In late 2022, the SFA held its first public consultation on the regulation of insects and insecticides.
Last April, the agency said 16 species of insects could be given the green light for consumption within the second half of 2023, but that call was postponed.
Earlier this yr, the SFA said it was finalising implementation details and intended to introduce the regulatory framework in the primary half of this yr.
In late June, sources equivalent to restaurants and potential farms reported that approval was imminent.
The SFA said it has developed a regulatory framework for insects, which sets out guidelines for insects to be approved as food, “as the insect industry is in its infancy and insects are a new food product here.”
These guidelines apply to businesses desiring to import, rear or process insects for food or animal feed.
These regulations state that the insect species have to be assessed for a history of human consumption, no contaminants could also be introduced into the breeding and processing of insects and bug products, the insects have to be raised in regulated facilities with food safety controls, they can’t be collected from the wild, and the ultimate product have to be fit for human consumption.
The SFA added that insects outside the 16 approved species must undergo an assessment to make sure they’re fit for consumption.
While there are currently no international standards on the sale and consumption of insects for food or animal feed, the SFA guidelines “are based on a thorough scientific review, taking into account the experience of countries and regions that have permitted the consumption of some insects as food.”
Companies selling packaged foods that contain insects are required to label the product packaging to point the “true nature of the product.”
As the SFA states on its website, insecticide products, like other food products, are subject to the agency’s inspection and oversight, which incorporates sampling for food safety testing.
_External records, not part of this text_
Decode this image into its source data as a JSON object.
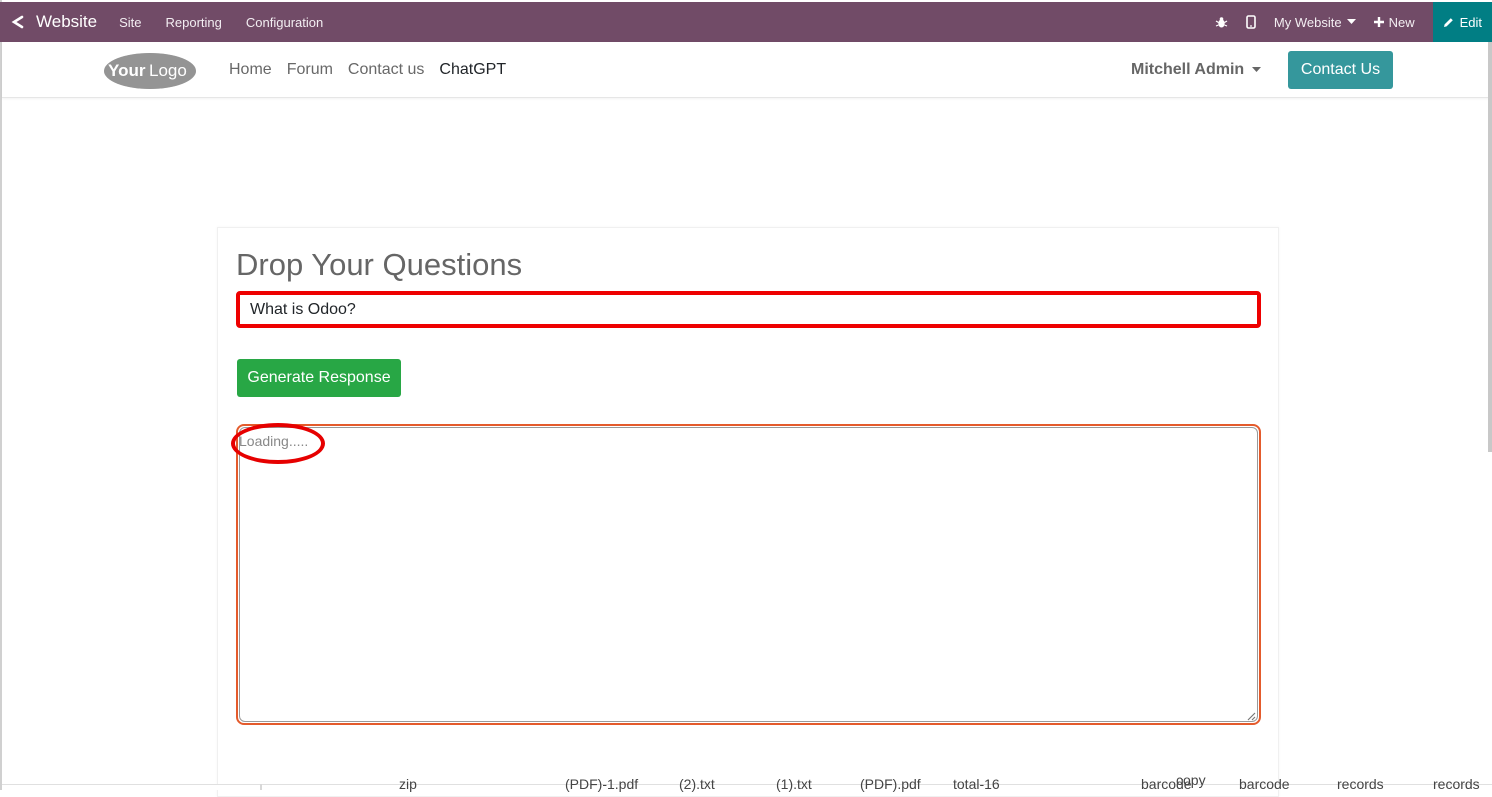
{
  "topbar": {
    "app_name": "Website",
    "menus": [
      "Site",
      "Reporting",
      "Configuration"
    ],
    "my_website": "My Website",
    "new_label": "New",
    "edit_label": "Edit"
  },
  "header": {
    "logo_text_1": "Your",
    "logo_text_2": "Logo",
    "nav": [
      "Home",
      "Forum",
      "Contact us",
      "ChatGPT"
    ],
    "active_nav": "ChatGPT",
    "user_name": "Mitchell Admin",
    "contact_button": "Contact Us"
  },
  "main": {
    "heading": "Drop Your Questions",
    "question_value": "What is Odoo?",
    "generate_button": "Generate Response",
    "response_text": "Loading....."
  },
  "colors": {
    "topbar": "#714b67",
    "edit": "#017e84",
    "contact": "#35979c",
    "generate": "#28a745",
    "highlight": "#ee0000"
  },
  "clipped_footer": [
    "zip",
    "(PDF)-1.pdf",
    "(2).txt",
    "(1).txt",
    "(PDF).pdf",
    "total-16",
    "barcode",
    "barcode",
    "records",
    "records",
    "copy"
  ]
}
“Food found to be non-compliant with [the] SFA food safety regulations is not going to allow on the market,” it added.

Francis Ng, general manager of House of Seafood restaurant, said in June that his chefs are getting used to working with insects as ingredients and are ensuring they’re fit for human consumption by cleansing them thoroughly.
“[The first step for our chefs is to] “Clean them, then bake them in the oven,” he said.[A small little brush would be used] “clean piece by piece.”
Some of those hygiene protocols are based on a set of interim guidelines for the handling and farming of insects for food, which were first published in 2022, when the federal government first floated the thought of allowing insects as food.
Crickets, grasshoppers, and mealworms, for instance, are high in protein. These insects also contain a ton of antioxidants and minerals, including iron, zinc, copper, and magnesium.